PAŁKA

PAŁKA SZEROKOLISTNA Typha latifolia

[ang: common cattail, fr: canne de jonc, niem: breitblättriger Rohrkolben]


Pałka wodna zwana rogożą jest byliną o wysokości 1-2,5 m. Kłącze płożące się do 60 cm długości i 2,5 cm grubości. Łodyga obła, wyprostowana. Liście szeroko-równowąskie 1-2 cm szerokości, szaro-zielone, u nasady długo pochwiaste (obejmujące łodygę). Kwiaty zebrane w grube, puszyste, brunatne kolby, górą męskie, dołem żeńskie, bez odstępu między kolbami. Kwitnie od czerwca do sierpnia.

Występuje w całym kraju w rowach i nad brzegami wód. Pałka jest jedną z najważniejszych roślin w survivalu. Wszystkie części pałki są jadalne. Młode, soczyste pędy (a jeszcze lepiej ich białe lub jasnozielone nasady) nadają się do spożycia - gotuje się je jak szparagi lub w zupie. Można je też jeść na surowo. Najlepsze są wiosną - im wcześniej tym lepiej - mają wtedy najwięcej łatwego do pogryzienia rdzenia. Ich część zdatną do jedzenia rozpoznaje się bardzo prosto - czego nie można przełamać w palcach - należy odrzucić. Obrane pędy najlepiej smakują ugotowane w lekko osolonej wodzie.

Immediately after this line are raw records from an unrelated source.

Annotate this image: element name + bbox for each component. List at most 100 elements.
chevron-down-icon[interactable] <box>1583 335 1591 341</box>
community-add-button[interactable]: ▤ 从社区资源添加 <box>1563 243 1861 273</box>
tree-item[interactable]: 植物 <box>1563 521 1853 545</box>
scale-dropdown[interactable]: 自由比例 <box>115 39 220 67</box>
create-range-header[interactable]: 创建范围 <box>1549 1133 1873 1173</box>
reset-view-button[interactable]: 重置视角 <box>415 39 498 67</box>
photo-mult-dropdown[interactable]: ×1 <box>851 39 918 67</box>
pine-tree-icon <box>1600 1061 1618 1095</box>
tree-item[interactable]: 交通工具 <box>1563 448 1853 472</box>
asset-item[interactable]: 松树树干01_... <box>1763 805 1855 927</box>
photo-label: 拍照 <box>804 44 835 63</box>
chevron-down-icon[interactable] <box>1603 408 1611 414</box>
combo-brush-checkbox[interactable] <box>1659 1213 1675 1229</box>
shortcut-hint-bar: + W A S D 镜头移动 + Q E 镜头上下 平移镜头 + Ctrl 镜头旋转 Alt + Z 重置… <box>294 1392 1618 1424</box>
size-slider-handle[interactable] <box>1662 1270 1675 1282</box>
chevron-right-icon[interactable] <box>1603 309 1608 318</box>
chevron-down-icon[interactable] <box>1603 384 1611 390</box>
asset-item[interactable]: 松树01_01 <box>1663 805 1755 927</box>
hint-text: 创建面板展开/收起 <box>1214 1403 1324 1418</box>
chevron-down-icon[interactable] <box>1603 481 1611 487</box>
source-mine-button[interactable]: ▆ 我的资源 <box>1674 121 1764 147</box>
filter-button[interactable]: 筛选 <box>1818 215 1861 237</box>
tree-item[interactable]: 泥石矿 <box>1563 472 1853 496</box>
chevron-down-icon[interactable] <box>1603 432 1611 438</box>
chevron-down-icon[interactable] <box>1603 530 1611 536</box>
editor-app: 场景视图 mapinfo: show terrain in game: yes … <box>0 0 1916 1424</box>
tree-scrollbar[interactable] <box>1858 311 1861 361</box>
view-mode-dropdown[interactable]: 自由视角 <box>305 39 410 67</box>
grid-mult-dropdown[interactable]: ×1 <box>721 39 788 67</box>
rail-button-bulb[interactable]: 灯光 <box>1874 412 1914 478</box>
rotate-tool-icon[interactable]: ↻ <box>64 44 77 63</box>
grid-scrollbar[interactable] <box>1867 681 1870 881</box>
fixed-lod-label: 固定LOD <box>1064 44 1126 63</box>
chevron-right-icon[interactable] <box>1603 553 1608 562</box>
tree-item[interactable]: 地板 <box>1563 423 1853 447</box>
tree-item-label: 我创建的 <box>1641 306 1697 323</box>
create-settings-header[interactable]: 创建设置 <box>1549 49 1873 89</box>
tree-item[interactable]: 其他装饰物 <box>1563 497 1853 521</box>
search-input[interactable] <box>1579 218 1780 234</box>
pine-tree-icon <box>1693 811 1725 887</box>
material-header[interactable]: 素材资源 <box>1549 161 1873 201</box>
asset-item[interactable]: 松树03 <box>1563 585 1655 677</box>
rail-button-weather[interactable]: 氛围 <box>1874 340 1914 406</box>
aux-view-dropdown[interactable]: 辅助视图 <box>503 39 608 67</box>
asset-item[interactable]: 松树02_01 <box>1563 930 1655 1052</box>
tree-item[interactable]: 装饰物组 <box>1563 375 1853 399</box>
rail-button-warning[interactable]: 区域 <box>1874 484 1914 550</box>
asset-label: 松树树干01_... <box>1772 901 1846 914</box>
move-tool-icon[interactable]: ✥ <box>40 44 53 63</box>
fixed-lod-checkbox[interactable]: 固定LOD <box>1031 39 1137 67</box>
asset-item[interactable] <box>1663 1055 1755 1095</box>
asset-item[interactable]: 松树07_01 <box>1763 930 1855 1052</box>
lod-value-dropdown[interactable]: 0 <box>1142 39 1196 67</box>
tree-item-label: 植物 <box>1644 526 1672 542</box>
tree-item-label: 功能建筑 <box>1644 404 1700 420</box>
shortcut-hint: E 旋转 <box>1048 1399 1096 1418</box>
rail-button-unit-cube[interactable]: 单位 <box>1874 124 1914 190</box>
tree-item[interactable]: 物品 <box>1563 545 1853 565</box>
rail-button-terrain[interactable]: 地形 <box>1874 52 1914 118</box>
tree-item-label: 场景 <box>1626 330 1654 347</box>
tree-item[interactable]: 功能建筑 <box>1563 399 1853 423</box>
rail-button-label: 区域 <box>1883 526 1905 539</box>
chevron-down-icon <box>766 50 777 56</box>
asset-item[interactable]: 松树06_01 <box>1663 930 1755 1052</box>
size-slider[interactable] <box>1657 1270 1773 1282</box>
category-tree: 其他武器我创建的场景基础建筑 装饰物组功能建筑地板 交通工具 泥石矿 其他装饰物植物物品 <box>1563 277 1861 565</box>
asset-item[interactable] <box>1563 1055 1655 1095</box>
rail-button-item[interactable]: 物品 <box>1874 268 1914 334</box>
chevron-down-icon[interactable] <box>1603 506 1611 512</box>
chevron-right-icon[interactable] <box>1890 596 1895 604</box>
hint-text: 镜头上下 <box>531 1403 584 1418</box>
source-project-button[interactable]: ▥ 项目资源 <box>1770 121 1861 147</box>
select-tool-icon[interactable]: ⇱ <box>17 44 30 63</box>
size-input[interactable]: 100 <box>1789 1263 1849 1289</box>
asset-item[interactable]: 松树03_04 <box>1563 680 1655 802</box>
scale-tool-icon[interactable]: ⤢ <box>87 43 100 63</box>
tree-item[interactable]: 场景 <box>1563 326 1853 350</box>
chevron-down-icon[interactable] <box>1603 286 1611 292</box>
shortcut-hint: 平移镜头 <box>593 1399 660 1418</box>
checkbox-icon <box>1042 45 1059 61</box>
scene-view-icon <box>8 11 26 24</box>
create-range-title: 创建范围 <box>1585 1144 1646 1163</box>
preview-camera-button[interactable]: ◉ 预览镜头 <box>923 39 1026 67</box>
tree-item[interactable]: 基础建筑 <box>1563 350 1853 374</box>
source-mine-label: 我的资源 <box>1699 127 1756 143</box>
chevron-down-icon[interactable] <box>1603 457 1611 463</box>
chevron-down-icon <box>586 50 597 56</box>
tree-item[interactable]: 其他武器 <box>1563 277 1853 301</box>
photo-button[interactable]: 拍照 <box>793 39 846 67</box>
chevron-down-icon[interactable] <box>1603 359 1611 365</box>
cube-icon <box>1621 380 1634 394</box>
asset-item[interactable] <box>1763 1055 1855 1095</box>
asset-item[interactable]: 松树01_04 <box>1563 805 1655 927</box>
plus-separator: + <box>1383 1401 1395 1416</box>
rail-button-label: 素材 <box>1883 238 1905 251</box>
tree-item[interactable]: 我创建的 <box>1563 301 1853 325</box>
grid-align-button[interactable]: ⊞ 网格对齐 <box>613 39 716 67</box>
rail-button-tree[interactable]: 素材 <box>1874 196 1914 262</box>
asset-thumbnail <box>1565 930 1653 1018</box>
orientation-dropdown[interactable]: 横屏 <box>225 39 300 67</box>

Kłącza zawierają skrobię, cukier i białko - zbiera się je od jesieni do wiosny - kiedy mają najwięcej składników odżywczych. Kiedyś zbierano je nawet w zimie - wydobywając z dna osękami. Można je piec, gotować i dusić. Jedyny problem polega na tym, że zawierają dużo włókien, które trudno pogryźć. Można je żuć na surowo (lub gotowane) i połykać skrobię a resztę wypluć. Można też pokroić kłącza na cienkie plasterki. Można też gotować kłącza przez kilka godzin aż wszystkie składniki przejdą do wody i odcedzić włókna.
c.d. poniżej

PAŁKA WĄSKOLISTNA Typha angustifolia


Gatunek bardzo podobny do pałki szerokolistnej (Typha latifolia). Różnice: liście węższe (5-10 mm) a kolba pręcikowa (męska) nieco oddalona od słupkowej (żeńskiej).

Występowanie, zastosowanie i jedzenie identyczne jak pałki szerokolistnej.
Jadalne kłącza są na zdjęciu poniżej.

Jadalne są także nasiona. Są one bardzo drobne i występują razem z puchem. Aby się go pozbyć Indianie wrzucali je do worka razem z żarzącymi się węglami i potrząsali. Puch wypalał się, a z worka wypadały prażone nasiona. Indianie robili z ugniecionych prażonych nasion placki pieczone na żarze, albo też gotowali je na papkę lub zupę.
Henschel ocenia smak na 5°H - od ananasa (pałki) do mączystego ziemniaka (kłącza). Ze swojej strony dodam jeszcze gotowane pory (młode pędy).

Liście i pędy obu gatunków nadają się na plecionki - maty, koszyki itp. tylko plecenie z liści pałki wąskolistnej jest bardziej mozolne. Puch pałki jest wspaniałą hubką.